Tennessee DUI Laws – Implied Consent
Tennessee, like most states, has what’s called an implied consent law. This law deems that any person who operates a motor vehicle in the state of Tennessee has given consent to a chemical test to determine the alcoholic or drug content of their blood. The test is given at the direction of a law enforcement officer, and the officer must have reasonable grounds to believe the person was driving while under the influence of an intoxicant or drug. Even though the law says “reasonable grounds,” a higher court in Tennessee has ruled that in order for the consequences of refusal to apply, the officer must find probable cause, not reasonable grounds, to believe a motorist has consumed intoxicants, and that a blood alcohol test will produce evidence of intoxication.
Prior to the test, then, there must be a belief that the driver was under the influence. This would include observations of slurred speech, bloodshot, watery eyes, or an odor of alcohol. Refusal to submit to the test will result in suspension of the driver’s license, and the driver must be advised of this prior to the test. For a first DUI offense in Tennessee, the length of suspension is usually one year.
Violation of the implied consent law is not a criminal offense, but rather a civil forfeiture. The only penalty is that the driver loses their license for one year (or longer, depending on circumstances or prior convictions). There is no jail time or fine. Thus a driver has the right to refuse to submit to the chemical test, but the right is not absolute. Even if the driver is acquitted of DUI, or the charge is dismissed or reduced, they will still be found in violation of implied consent and will have their license suspended. In this sense, refusal to submit is a matter of strict liability, which means that the state does not have to prove intent.
Even if a driver loses their license because of refusal to submit, they may apply for a restricted license. Application is made to the court, which will prepare an order for the restricted license. The driver must then take the order, along with the necessary insurance documents, to their local driver’s license office and complete the driver’s license test. With a restricted license, the individual may drive only to work, school, church, their probation office, or certain court-ordered activities.

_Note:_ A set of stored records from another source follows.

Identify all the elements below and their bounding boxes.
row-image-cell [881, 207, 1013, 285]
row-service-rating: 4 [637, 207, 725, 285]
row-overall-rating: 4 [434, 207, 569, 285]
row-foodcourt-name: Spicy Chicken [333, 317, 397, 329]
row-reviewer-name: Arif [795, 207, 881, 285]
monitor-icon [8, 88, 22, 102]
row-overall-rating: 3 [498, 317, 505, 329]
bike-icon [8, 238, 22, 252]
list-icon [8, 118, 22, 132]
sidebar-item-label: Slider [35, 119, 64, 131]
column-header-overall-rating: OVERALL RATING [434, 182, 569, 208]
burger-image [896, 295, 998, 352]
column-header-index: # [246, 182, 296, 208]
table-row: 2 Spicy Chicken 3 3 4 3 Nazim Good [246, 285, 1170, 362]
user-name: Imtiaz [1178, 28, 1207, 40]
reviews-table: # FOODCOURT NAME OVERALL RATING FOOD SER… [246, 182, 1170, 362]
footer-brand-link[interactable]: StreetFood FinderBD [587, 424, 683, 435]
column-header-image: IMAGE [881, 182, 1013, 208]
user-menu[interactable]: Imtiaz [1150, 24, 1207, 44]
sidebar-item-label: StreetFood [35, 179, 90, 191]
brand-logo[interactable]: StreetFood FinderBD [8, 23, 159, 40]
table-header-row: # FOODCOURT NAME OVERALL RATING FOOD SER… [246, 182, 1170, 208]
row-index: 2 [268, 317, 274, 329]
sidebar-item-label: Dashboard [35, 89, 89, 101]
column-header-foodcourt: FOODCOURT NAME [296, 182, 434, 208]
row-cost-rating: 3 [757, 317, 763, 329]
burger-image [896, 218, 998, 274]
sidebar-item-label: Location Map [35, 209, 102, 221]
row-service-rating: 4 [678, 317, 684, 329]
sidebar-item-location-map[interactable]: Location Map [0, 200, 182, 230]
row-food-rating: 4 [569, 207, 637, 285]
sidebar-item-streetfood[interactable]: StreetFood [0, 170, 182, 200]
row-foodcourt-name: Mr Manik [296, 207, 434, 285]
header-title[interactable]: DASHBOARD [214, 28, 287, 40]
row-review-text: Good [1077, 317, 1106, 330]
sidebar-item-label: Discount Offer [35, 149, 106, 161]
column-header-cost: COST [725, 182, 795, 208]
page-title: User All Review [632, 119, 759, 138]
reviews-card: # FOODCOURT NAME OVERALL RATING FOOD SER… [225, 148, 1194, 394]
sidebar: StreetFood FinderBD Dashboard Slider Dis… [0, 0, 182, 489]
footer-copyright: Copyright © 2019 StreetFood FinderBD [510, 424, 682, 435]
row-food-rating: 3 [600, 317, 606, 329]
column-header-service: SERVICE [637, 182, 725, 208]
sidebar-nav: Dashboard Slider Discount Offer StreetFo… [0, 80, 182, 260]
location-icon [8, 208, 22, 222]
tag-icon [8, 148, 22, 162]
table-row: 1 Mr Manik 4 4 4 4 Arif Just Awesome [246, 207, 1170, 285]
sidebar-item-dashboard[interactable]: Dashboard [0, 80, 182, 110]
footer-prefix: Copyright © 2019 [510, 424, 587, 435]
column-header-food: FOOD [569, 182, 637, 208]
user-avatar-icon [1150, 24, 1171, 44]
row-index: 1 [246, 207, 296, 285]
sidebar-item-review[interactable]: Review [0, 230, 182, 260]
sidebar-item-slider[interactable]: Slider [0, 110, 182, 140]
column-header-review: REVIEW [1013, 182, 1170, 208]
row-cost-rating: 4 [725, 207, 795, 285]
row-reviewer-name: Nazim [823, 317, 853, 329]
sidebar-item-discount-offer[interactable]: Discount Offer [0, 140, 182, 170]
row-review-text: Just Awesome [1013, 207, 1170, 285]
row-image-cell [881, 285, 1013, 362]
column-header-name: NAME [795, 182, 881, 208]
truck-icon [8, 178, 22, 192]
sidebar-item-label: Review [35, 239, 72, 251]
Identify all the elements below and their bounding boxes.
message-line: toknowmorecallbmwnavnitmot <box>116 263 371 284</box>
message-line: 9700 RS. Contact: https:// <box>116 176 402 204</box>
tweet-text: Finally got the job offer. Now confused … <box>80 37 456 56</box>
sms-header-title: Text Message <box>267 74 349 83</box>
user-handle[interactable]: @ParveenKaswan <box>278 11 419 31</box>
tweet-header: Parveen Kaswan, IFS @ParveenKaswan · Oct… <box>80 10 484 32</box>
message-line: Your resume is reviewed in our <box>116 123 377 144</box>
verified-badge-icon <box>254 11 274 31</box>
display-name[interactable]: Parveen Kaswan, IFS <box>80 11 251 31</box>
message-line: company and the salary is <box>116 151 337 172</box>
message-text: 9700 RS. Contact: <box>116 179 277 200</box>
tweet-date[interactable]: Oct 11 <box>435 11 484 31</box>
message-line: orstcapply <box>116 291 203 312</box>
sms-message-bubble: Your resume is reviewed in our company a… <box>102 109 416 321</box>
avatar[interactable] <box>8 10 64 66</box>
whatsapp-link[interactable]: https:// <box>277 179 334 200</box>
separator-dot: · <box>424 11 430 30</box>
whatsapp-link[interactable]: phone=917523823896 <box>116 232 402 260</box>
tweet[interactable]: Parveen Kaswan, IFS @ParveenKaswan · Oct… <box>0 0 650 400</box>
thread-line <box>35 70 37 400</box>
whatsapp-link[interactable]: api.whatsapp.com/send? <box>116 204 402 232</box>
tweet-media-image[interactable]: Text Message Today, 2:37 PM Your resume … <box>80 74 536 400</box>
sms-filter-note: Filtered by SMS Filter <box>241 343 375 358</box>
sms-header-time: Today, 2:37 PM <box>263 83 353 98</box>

So what should you do if you find yourself stopped on suspicion of drunk driving and are asked to do a BAC test? Any criminal lawyer will tell you do not submit. You deprive the state of potentially damaging evidence against you. If you submit and it’s.08 or higher, that is per se evidence of intoxication and it makes the State’s job much easier to convict you (but it still might not be a slam dunk). But now you know that if you do not submit you will lose your license whatever the outcome of the case, and you’ll be informed of such by the officer. You’ll also be arrested on suspicion of DUI. The officer may tell you if you submit and pass the test (a reading under.08), you’ll be let go. Decisions, decisions. Generally I would advise not to submit, as a restricted license and a few hours in jail isn’t the worst thing that can happen to you, but it’s just a call that you’ll have to make if and when that time comes.